Montana Governor COVID Free After Staffer Tests Positive

Bullock and Cooney were not considered close contacts of the infected staffer

By Associated Press
Montana Gov. Steve Bullock. Beacon File Photo

HELENA — A staff member in Montana Gov. Steve Bullock’s office tested positive for COVID-19, a spokesperson for the governor said Wednesday, but Bullock and Lt. Gov. Mike Cooney have tested negative for the respiratory virus.

Bullock and Cooney were not considered close contacts of the infected staffer, who has not been in the office this week, spokesperson Erin Loranger said.

Bullock, a Democrat running to unseat Republican U.S. Sen. Steve Daines in a hotly contested race, will not quarantine under advice from the state’s chief medical officer Dr. Greg Holzman. He will continue to be regularly tested over the next few days, Loranger said.

Cooney is the Democrat running for governor against Republican U.S. Rep. Greg Gianforte.

The staff member tested positive for the coronavirus after experiencing symptoms, Loranger said. Four additional staff members in the governor’s office are considered close contacts and will remain in quarantine for 14 days.

Masks are worn in the governor’s office and all staff members’ temperatures are checked each morning, according to Loranger.

The announcement comes as the COVID-19 case count and hospitalizations in Montana continues to rise.

State health officials reported 632 new coronavirus cases on Wednesday, bringing the total number of cases diagnosed in the state to nearly 30,000. The number of cases is thought to be far higher because not everyone has been tested and people can have COVID-19 without showing symptoms.

Officials reported 325 deaths related to the coronavirus, an increase of 20 from the previous day.

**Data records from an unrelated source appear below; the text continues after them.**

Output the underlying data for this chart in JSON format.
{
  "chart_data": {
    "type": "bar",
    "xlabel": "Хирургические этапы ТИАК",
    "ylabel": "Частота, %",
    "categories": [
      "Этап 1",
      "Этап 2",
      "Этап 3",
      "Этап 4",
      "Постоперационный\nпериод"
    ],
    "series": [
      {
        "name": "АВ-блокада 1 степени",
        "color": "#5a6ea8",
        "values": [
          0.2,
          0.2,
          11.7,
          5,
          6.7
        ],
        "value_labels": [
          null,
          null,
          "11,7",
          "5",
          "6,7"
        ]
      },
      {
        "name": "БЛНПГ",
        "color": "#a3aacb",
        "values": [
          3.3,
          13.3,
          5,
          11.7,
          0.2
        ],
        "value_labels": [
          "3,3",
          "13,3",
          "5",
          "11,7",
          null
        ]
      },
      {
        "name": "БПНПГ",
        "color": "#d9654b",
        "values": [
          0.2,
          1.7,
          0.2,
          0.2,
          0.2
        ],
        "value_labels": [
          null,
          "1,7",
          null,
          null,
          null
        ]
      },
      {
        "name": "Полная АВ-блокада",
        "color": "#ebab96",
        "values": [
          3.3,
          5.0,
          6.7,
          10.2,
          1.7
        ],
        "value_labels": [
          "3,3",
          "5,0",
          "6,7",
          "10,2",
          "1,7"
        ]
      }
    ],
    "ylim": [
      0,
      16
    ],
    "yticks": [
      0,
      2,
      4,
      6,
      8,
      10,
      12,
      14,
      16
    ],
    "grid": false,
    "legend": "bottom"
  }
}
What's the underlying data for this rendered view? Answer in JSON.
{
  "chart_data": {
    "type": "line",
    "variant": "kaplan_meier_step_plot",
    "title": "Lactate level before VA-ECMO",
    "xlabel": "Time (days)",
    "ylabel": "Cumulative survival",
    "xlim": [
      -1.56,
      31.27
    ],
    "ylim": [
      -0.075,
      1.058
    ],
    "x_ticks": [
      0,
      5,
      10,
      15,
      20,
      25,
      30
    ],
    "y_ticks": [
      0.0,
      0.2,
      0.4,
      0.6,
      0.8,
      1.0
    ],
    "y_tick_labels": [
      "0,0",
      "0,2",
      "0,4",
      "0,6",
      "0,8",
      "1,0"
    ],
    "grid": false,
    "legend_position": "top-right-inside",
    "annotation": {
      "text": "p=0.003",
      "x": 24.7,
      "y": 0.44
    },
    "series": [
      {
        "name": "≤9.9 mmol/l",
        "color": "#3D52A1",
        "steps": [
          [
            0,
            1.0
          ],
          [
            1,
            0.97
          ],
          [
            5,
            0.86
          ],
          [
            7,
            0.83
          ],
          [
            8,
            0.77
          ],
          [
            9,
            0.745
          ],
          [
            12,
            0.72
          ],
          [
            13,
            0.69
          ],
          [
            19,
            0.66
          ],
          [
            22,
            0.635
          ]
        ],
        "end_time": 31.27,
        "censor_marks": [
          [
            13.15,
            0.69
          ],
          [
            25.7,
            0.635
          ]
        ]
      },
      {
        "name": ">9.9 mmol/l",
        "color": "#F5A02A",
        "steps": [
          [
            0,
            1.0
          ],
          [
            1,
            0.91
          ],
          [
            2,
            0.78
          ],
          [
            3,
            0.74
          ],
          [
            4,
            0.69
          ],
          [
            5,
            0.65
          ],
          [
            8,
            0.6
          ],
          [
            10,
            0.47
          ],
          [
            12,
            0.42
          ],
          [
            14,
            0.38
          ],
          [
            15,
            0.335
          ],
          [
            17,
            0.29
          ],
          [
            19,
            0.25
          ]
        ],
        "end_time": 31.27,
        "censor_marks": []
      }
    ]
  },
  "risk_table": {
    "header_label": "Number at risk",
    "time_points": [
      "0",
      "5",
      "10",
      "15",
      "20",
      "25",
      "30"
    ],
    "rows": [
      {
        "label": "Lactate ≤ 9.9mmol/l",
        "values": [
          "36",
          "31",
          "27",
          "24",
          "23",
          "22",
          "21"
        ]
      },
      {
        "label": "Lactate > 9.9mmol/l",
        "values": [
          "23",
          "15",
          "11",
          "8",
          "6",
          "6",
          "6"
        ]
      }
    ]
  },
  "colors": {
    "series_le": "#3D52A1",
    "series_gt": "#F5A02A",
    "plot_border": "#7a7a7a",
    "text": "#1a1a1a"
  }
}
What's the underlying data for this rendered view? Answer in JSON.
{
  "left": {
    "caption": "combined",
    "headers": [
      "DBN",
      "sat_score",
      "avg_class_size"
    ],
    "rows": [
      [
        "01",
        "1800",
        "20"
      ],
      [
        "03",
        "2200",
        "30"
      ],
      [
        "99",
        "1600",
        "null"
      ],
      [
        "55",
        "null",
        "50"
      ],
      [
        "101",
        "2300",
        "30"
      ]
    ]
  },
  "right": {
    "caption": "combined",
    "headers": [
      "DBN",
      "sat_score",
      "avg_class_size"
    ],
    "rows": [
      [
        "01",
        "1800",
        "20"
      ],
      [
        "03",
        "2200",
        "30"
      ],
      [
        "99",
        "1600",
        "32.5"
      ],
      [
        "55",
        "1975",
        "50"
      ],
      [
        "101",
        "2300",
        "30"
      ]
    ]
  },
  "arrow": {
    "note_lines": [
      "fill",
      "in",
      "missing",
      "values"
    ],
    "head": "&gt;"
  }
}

The sharp increase accounts for a lag in reporting data, according to a state health department spokesperson. Twelve deaths occurred in Cascade County between Oct. 15-27, the county said. Five of those deaths are still not included in the state’s total.

For most people, the coronavirus causes mild or moderate symptoms, such as fever and cough. For some, especially older adults and people with existing health problems, it can cause more severe illness, including pneumonia, and death.